Case Study: Inherent Limitation Of Internal Controls In Practice
The board of directors of an exemplary organization requests that the financial statements, prepared by the finance department, are free from material misstatement. To achieve this objective, the board hires a qualified finance professional as Chief Financial Officer (CFO) to lead the finance department. The board provides the CFO with a team of finance professionals and other physical resources to run and manage the financial affairs of the organization.
However, hiring a CFO and providing a finance team as well as other physical resources does not mean that the financial statement’s material misstatement risk is eliminated. The CFO and the finance team may intentionally prepare materially misstated financial statements and present them in a wrong way to the board to gain the board’s confidence and trust and personally benefit from the fraudulent activities.

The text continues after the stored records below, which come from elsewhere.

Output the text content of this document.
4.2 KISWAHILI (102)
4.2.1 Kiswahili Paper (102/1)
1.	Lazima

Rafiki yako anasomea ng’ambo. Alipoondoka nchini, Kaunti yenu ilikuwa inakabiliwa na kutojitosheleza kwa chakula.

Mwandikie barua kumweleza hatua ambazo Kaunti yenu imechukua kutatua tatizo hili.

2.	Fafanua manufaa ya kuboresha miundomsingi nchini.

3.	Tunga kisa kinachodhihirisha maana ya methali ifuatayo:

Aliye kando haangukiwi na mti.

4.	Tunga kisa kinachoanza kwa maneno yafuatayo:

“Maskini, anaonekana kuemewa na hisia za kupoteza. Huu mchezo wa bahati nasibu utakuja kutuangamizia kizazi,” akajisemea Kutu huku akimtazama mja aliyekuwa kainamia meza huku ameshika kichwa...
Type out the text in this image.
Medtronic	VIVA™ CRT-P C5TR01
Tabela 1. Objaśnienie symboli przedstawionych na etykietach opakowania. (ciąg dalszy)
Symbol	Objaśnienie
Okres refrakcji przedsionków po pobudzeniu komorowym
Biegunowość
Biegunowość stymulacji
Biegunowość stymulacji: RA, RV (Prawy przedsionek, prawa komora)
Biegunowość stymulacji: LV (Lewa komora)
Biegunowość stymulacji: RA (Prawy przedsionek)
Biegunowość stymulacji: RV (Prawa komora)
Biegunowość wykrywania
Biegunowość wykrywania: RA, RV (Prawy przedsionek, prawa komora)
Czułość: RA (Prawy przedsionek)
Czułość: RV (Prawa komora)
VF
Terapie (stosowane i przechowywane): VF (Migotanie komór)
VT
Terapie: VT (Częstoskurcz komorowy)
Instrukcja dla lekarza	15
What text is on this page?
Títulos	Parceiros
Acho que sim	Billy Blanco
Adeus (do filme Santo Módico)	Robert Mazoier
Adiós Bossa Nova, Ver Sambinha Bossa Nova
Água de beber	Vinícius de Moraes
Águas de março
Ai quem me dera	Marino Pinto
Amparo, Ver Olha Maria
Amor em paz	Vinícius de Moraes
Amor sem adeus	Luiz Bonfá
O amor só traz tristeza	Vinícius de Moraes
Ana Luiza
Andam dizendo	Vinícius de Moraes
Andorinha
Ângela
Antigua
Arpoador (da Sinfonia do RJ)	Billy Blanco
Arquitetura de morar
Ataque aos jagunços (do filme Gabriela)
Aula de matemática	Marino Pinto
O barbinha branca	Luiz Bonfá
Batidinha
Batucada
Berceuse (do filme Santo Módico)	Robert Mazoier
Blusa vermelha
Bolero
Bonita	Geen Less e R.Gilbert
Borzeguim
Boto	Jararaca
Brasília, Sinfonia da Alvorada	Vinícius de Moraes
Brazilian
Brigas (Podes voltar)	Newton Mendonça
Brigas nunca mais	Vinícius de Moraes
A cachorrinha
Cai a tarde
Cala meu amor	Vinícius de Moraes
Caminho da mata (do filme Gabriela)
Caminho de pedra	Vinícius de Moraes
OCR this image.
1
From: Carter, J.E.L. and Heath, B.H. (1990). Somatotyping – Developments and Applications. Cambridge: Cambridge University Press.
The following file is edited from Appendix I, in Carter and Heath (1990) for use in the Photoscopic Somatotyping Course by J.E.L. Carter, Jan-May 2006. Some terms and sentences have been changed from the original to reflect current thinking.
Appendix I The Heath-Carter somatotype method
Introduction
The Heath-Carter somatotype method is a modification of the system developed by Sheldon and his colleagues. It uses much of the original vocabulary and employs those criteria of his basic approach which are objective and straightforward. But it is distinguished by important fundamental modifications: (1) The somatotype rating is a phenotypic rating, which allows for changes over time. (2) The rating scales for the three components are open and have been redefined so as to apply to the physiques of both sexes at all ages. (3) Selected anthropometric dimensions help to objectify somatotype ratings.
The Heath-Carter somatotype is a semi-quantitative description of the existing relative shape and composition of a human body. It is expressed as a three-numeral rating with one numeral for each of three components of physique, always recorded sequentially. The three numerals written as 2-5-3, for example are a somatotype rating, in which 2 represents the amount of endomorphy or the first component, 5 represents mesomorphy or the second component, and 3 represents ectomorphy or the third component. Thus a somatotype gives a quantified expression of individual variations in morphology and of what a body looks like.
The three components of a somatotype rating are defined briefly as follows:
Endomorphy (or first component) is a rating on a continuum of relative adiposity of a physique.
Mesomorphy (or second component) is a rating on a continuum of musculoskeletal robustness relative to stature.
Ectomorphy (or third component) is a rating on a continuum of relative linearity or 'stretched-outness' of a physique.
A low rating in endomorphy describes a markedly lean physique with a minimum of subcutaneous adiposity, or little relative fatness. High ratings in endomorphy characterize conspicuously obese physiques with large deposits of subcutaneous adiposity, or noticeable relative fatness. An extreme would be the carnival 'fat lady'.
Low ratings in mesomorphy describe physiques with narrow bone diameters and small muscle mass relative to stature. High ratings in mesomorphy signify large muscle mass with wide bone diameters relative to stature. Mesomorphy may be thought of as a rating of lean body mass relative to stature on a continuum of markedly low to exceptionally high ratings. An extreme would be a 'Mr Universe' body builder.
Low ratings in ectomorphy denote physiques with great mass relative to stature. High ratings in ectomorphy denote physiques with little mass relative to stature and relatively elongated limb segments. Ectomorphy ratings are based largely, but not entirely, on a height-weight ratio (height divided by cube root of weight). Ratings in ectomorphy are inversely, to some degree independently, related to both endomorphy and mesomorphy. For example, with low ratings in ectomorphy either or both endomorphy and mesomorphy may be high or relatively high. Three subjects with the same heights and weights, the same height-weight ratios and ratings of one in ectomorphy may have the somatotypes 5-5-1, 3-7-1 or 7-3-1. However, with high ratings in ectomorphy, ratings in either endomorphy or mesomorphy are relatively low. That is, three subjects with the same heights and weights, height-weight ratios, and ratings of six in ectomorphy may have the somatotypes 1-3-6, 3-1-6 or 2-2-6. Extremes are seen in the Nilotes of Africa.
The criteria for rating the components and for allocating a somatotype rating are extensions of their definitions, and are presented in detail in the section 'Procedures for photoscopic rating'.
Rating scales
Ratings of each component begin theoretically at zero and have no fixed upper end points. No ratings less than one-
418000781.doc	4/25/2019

The most effective way to strengthen internal controls is to conduct a review of the current controls in place and conduct a limited amount of testing to determine whether required controls functioned as expected. If it is discovered during the review that controls are not always operating consistently, remediation steps should be documented and implemented. Additional testing for deficient controls should be performed within a few months to determine whether required implementation steps were taken.
Final Thoughts
Internal controls are designed to create touchpoints within a process that can be evidenced and reviewed, ultimately creating accountability while lowering the risk of fraud, waste, abuse, and simple mistakes.
Management or the Board of Directors is usually in charge of establishing internal controls. They establish internal controls to ensure that an organization’s objectives are met. This could be to meet internal milestones or even external requirements like an audit or industry standards.
Finally, internal controls enable a company to develop metrics for measuring the efficiency and effectiveness of a process. During an internal control review, it may become clear that a process is operating as expected, or that the operating effectiveness of controls has failed. This enables management to determine whether a new process is required to better meet the company’s objectives.